Em carta a Javier Milei, Bolsonaro pediu asilo político após operação da PF sobre trama golpista em 2024

Em carta a Javier Milei, Bolsonaro solicitou asilo político após operação da PF sobre tentativa de golpe

A Polícia Federal (PF) considera que a carta enviada ao presidente argentino demonstra a intenção de fuga do ex-presidente.

Em fevereiro de 2024, após o início da Operação Tempus Veritatis, que investigava uma tentativa de golpe de Estado, Jair Bolsonaro teria escrito uma carta pedindo asilo político a Javier Milei, presidente da Argentina.

O documento, com 33 páginas e no formato .docx, foi encontrado durante a investigação contra Bolsonaro, que é acusado de coação no curso do processo e tentativa de abolição do Estado Democrático de Direito. A PF avaliou que a carta sinaliza um “comprovado risco de fuga do réu Jair Messias Bolsonaro”, especialmente após ele tomar conhecimento das investigações sobre a organização criminosa vinculada ao golpe.

Na carta, Bolsonaro declarou: “De início, devo dizer que sou, em meu país de origem, perseguido por motivos e por delitos essencialmente políticos. No âmbito de tal perseguição, recentemente, fui alvo de diversas medidas cautelares”. Ele referiu-se a acusações baseadas nos Arts. 359-I e 359-M do Código Penal brasileiro.

Salvo no celular de Bolsonaro em 10 de fevereiro de 2024, o arquivo intitulado “Carta JAIR MESSIAS BOLSONARO.docx” foi criado por uma usuária identificada como Fernanda Bolsonaro. A PF sugere que essa usuária pode ser Fernanda Antunes Figueira Bolsonaro, nora do ex-presidente e esposa do senador Flávio Nantes Bolsonaro. A carta foi atualizada pela última vez em 12 de fevereiro de 2024, onde Bolsonaro afirmou não ter “a proteção necessária que se deve dar a um ex-chefe de Estado, bem como por estar na iminência de ter minha prisão decretada”.
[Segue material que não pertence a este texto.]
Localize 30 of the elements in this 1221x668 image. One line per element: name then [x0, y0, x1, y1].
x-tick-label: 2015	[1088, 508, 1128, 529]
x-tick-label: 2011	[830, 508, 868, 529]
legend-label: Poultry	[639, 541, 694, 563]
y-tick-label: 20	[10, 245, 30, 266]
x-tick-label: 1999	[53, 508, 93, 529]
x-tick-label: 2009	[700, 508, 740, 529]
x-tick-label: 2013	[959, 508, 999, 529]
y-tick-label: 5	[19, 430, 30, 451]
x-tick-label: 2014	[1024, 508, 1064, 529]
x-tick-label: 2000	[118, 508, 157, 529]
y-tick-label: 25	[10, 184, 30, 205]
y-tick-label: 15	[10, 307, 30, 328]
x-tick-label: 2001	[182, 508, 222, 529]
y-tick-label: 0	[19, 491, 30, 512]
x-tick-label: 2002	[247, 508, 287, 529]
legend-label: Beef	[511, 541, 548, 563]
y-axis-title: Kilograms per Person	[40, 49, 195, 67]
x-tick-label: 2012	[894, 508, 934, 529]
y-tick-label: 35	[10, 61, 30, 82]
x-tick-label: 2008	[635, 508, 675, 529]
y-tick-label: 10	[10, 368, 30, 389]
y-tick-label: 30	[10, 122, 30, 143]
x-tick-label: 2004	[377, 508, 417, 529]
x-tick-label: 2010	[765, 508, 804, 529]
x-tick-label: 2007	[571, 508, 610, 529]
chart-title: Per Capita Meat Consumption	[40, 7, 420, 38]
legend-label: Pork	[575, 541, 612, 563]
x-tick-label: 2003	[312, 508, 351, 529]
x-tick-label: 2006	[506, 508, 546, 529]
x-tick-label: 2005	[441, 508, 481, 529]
Tanto o ex-presidente quanto seu filho, Eduardo Bolsonaro (PL-SP), foram indiciados pelos mesmos crimes mencionados anteriormente.

Além disso, Silas Malafaia foi alvo de uma operação de busca e apreensão, e em uma mensagem, atacou Eduardo, chamando-o de “estúpido de marca maior”.

Recentes pedidos de cassação contra Eduardo foram encaminhados ao Conselho de Ética da Câmara.